Ей стало зябко, тоскливо. Она быстро оделась и через несколько минут уже поднималась по ступеням, уходившим из-под ног. Наверх! На палубу!

Море, взлохмаченное белыми космами, буйствовало…

«Вот она, свободная стихия»! — Ольга ухватилась за натянутый канат и уже со страхом посмотрела на волны, на рваные облака, быстро мчавшиеся, казалось, над самыми трубами парохода.

Вид мокрых лошадей, стоявших рядами в открытых стойлах, и мокрых брезентов на грузах, привязанных канатами, тоже не радовал: волны все время захлестывали через борт. А моряки вели себя спокойно; один из них, проходя мимо, даже насвистывал, значит, им, бывалым, такая буря не казалась опасной.

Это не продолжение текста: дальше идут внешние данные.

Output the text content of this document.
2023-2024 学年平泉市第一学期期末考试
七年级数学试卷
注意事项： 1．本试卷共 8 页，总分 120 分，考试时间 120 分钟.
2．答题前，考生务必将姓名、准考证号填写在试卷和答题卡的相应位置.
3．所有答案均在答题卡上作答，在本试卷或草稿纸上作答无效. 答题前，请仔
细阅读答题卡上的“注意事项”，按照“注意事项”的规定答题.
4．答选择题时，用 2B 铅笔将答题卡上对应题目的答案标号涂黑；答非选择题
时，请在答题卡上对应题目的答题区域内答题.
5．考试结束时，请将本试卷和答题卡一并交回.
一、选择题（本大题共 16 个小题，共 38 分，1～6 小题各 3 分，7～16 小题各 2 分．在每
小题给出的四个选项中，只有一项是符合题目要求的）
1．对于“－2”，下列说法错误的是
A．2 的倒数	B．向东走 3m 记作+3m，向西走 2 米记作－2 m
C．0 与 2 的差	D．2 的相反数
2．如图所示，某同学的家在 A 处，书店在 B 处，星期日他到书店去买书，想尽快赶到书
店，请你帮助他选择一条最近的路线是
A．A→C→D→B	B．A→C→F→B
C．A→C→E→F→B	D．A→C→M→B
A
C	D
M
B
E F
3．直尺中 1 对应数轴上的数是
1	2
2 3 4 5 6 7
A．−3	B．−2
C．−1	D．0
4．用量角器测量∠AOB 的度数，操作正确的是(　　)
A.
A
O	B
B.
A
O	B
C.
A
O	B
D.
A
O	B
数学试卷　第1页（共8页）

Ольга ободрилась и начала пробираться к верхней палубе. Ветер бил в лицо, бесновался вокруг, но она, задыхаясь и сжав губы, упрямо продвигалась вперед.

— Держитесь крепче, а то вас сбросит в море! Постойте, я помогу вам! — послышался сверху знакомый голос, когда она взялась за поручни лестницы.

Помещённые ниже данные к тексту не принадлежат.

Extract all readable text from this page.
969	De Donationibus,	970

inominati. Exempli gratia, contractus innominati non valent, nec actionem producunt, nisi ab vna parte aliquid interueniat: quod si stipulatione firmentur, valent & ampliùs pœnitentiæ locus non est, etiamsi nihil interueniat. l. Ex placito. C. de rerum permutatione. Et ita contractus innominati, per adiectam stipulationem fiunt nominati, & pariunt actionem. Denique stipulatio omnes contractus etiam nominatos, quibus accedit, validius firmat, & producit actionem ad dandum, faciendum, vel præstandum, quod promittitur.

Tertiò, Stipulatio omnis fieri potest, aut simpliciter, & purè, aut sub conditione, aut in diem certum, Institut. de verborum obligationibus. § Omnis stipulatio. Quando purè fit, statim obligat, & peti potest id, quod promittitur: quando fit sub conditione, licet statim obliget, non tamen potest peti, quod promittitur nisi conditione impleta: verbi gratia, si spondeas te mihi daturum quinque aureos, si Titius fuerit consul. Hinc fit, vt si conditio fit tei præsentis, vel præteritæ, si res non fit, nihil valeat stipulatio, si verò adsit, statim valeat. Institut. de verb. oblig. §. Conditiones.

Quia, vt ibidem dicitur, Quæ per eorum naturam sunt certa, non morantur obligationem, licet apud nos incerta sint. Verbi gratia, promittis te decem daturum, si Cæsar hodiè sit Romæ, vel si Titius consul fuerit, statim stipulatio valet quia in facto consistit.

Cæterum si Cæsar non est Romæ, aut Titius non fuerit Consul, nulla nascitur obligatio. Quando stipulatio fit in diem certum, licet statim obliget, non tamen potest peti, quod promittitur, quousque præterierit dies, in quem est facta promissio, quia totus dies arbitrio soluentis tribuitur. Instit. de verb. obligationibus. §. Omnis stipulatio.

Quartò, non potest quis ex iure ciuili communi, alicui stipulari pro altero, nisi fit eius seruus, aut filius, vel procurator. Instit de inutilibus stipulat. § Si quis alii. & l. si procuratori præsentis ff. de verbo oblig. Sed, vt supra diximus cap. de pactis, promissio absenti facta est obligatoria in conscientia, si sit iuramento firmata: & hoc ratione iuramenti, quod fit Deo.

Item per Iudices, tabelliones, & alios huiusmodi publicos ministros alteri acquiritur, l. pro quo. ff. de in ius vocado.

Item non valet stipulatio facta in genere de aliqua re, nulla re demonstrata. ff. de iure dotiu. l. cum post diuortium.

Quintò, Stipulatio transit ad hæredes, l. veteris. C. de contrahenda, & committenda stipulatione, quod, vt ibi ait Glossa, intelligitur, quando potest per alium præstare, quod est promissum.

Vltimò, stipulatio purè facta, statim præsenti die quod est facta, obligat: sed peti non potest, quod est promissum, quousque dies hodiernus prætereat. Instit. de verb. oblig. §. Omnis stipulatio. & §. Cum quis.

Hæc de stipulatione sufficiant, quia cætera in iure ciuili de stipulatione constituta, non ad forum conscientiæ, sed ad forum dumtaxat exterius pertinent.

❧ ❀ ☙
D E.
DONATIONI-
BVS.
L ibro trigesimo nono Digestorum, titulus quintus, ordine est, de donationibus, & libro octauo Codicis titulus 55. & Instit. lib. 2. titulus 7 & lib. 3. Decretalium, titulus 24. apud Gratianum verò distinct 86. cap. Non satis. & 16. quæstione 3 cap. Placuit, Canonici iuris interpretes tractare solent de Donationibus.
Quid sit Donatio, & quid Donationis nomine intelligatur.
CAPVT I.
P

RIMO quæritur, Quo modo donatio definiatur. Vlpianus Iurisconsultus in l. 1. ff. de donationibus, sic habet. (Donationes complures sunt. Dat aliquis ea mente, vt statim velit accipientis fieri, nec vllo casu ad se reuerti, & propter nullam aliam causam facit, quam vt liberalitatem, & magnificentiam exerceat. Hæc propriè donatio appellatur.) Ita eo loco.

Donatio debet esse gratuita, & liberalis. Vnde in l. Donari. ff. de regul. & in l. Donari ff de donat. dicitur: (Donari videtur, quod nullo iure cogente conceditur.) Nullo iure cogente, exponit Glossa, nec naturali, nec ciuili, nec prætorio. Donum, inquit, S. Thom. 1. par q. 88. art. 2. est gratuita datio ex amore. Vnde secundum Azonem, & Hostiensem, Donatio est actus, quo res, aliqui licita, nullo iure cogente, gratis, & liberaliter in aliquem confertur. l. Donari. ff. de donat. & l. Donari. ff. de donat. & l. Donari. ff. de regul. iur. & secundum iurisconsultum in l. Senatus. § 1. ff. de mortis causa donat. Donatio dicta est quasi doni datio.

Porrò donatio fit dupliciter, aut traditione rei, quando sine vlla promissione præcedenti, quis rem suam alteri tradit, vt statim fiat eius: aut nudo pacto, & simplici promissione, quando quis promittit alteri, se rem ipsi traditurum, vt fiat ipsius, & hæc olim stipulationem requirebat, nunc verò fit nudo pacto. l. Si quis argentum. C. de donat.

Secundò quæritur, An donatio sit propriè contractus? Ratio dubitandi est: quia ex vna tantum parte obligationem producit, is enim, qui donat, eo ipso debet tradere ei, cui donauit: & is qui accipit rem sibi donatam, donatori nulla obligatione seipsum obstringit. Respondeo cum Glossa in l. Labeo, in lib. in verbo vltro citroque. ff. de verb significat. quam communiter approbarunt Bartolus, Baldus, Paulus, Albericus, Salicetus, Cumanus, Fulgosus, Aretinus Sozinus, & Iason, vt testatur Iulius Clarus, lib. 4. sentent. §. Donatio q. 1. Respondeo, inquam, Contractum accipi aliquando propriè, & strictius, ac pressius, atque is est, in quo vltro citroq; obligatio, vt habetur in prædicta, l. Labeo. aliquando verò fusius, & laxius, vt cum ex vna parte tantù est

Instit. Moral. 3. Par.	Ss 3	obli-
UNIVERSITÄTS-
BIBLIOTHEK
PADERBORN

Ольга подняла голову и увидела Таврова.

— Ничего, я сама. Не может быть, чтобы меня унесло, будто пушинку.

— Вы не играете в шахматы? — неожиданно спросил ее Тавров после завтрака.

— Что за игра в такую качку? — сказала Ольга, глядя, как болталась вода в графине, укрепленном в специальном гнездышке.

— Здесь есть морские шахматы, они вставляются в доску.

Первую партию Тавров играл рассеянно и проиграл. Это заставило его сосредоточиться по-настоящему, но он снова потерпел поражение.

— Кто научил вас так сражаться? — спросил он удивленно.

— Мой муж, — с гордостью ответила Ольга. — Он говорил, что вдуматься в ход болезни, разгадать ее и верно решить задачу, в серьезном случае, конечно, не менее сложно, чем выиграть партию у хорошего шахматиста. Меня это заинтересовало. У меня нет склонности к хирургии и медицине вообще: боюсь крови, но, чтобы представить сложность задачи хирурга, выучилась играть в шахматы.

3

— Значит, ваш муж хирург, — задумчиво сказал Тавров, когда они через два дня снова сидели на палубе. — Мне помнится, я слышал о нем… Хирург Аржанов… Да, да, помню! Хирургия — наиболее действенная область медицины. Тому, кто пришел туда по призванию, многое доступно.

— Вы считаете, что к каждому труду должно быть призвание?

Тавров засмеялся:

— А как же? Вы почему ушли из машиностроительного института? Скучно показалось? Предмет сухой? Скажите-ка это инженеру-машиностроителю! Да еще влюбленному в свое дело… Выучиться, конечно, всему можно, но если кажется неинтересно, то лучше не надо. Можно обмануть кого угодно, даже самого себя, а работу не обманешь: ведь тут выбор не на час, не на день, а на всю жизнь. Так же, как любовь! Нет, даже значительнее любви: мало сильных людей пожертвовало собою ради нее, а ради избранного труда сгорали лучшие человеческие жизни. Ну зачем вас потащило на машиностроительный? — дружески-бесцеремонно спросил он.